Bobby is a Principal with a background in History and Social Studies. He first traveled with EF Tours in 2010 to Rome and Paris, and now leads a student tour every summer. He believes that young people should experience life outside of their communities, and that understanding other cultures is imperative to solving global challenges.
A strange thing happened to me during my stay in Parma this summer; I decided to go on a run. While running in and of itself may not be “strange,” for me it was equivalent to waking up and deciding to read the telephone book — something I had the ability to do, but not anything I would ever actually do. To be clear, I am quite capable of running, and in fact many years ago, while in high school, I did just that. I was a multi-sport athlete in high school and did the prerequisite conditioning that is required of all sports. However, I had never run just for the sake of running. For some reason, waking up in Parma on that warm July morning I decided to read the phone book — err, to go on a run.
Perhaps, I felt a little guilty from over-indulging the previous evening on risotto and Parmigiano-Reggiano stuffed veal, and knew I needed to burn some calories. Or perhaps, I knew it was a great opportunity to see the city from a unique perspective. Either way, I rose early that morning, laced up my tennis shoes, and made my way through the hotel lobby to the street below. Stepping out into the street, I really had no plan on where I would run or for how long. After all, I had never actually been in Parma before. After spending a few minutes doing some obligatory stretches, I blindly set out.
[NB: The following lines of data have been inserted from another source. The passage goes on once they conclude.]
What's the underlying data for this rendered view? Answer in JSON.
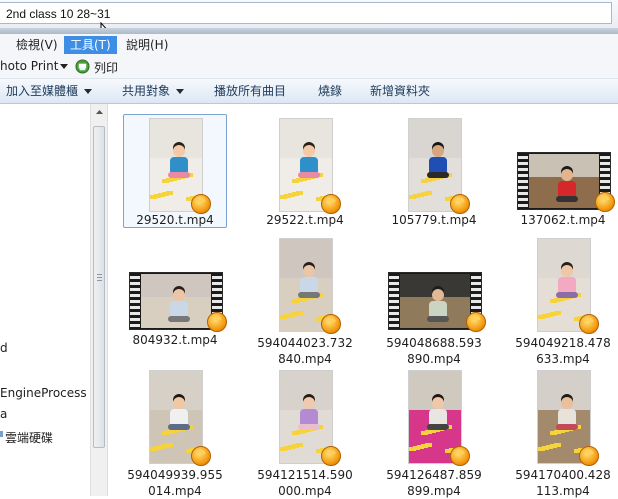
{
  "address": {
    "path": "2nd class 10 28~31"
  },
  "menu": [
    {
      "label": "檢視(V)",
      "active": false
    },
    {
      "label": "工具(T)",
      "active": true
    },
    {
      "label": "說明(H)",
      "active": false
    }
  ],
  "printbar": {
    "photo_print": "hoto Print",
    "print": "列印"
  },
  "commands": [
    {
      "label": "加入至媒體櫃",
      "caret": true
    },
    {
      "label": "共用對象",
      "caret": true
    },
    {
      "label": "播放所有曲目",
      "caret": false
    },
    {
      "label": "燒錄",
      "caret": false
    },
    {
      "label": "新增資料夾",
      "caret": false
    }
  ],
  "nav": {
    "item_d": "d",
    "item_engine": "EngineProcess",
    "item_a": "a",
    "item_cloud": "雲端硬碟"
  },
  "files": [
    {
      "name": "29520.t.mp4",
      "kind": "portrait",
      "scene": "girl-mat",
      "selected": true
    },
    {
      "name": "29522.t.mp4",
      "kind": "portrait",
      "scene": "girl-mat",
      "selected": false
    },
    {
      "name": "105779.t.mp4",
      "kind": "portrait",
      "scene": "boy-blue",
      "selected": false
    },
    {
      "name": "137062.t.mp4",
      "kind": "film",
      "scene": "boy-red",
      "selected": false
    },
    {
      "name": "804932.t.mp4",
      "kind": "film",
      "scene": "girl-floor",
      "selected": false
    },
    {
      "name": "594044023.732\n840.mp4",
      "kind": "portrait",
      "scene": "girl-floor",
      "selected": false
    },
    {
      "name": "594048688.593\n890.mp4",
      "kind": "film",
      "scene": "tv-room",
      "selected": false
    },
    {
      "name": "594049218.478\n633.mp4",
      "kind": "portrait",
      "scene": "girl-pink",
      "selected": false
    },
    {
      "name": "594049939.955\n014.mp4",
      "kind": "portrait",
      "scene": "closeup",
      "selected": false
    },
    {
      "name": "594121514.590\n000.mp4",
      "kind": "portrait",
      "scene": "girl-sit",
      "selected": false
    },
    {
      "name": "594126487.859\n899.mp4",
      "kind": "portrait",
      "scene": "pink-rug",
      "selected": false
    },
    {
      "name": "594170400.428\n113.mp4",
      "kind": "portrait",
      "scene": "fan-room",
      "selected": false
    }
  ],
  "colors": {
    "menu_active": "#3d8ee4",
    "selection_border": "#7da2ce",
    "paper_yellow": "#f6d23c"
  }
}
Our hotel, a quaint three-story building, was located just a few blocks from the Parma River, so I decided to begin my journey in that direction.
The Parma River is unique in that it isn’t so much a river as it is a stream. Fed from three lakes in the Apennine Mountains, it was once said of the river, “That as a capital city it had to have a river. As a little capital it received a stream, which is often dry.” I found that quote to be true as I rounded the turn near the river. The river, which during flood season can stretch from bank-to-bank, was virtually non-existent. Miscellaneous flora and fauna covered, what is during the wet season, the river bed, but at the time, it was as dry as the Sahara. I made a mental note to do some research on this river when I returned to the states — only a quarter mile in and it was certainly an intriguing start to my run.As I continued my run north, I started to see signs that the city was slowly stirring to life. Shop owners began setting out chairs and tables for the impending rush of customers seeking a cappuccino or cornetto to start their mornings. With my breathing getting a little heavier, and my pace a little slower, I passed a group of early morning commuters waiting for the local bus to whisk them off to different parts of the city. I gave a slight head nod to the group, who largely ignored me — clearly, they weren’t impressed — and continued running alongside the empty river bed. Beginning my arc back to the hotel — I thought I would run in a giant circle, more or less — I followed a cobble-stoned side street until I came face-to-face with a tall, narrow, octagonal building. Having seen the baptistery in Florence many times, I knew that this must be the Parmanian equivalent. Taking note of the beautiful structure and accompanying church, it struck me that my morning run was providing me with much more than just exercise. I was experiencing the city in a very intimate way. Winding from alleyway to alleyway, I eventually came back out to the main street heading towards the hotel. Running without headphones or music, I enjoyed not only seeing the city slowly awaken, but took pleasure in all the noises and smells of one of the greatest food cities in Italy. If cultural immersion is your goal, going on an early morning run is an excellent place to start.
In late August, a little over one month after my run in Parma, I ran a 5K for the first time in my life. As I hit the straight-a-way for the last 200 meters of my race, my mind journeyed back to that morning in Parma. It would have been easy to sleep in that morning, eat breakfast, and get ready for our trip to Siena. Instead I did something that I always urge my student travelers to do, but oftentimes don’t do myself — go outside your comfort zone, try something new, and make your trip your own adventure. What began as a run along a dry and dusty river bed is now becoming a habit and a passion, and an experience I will never forget.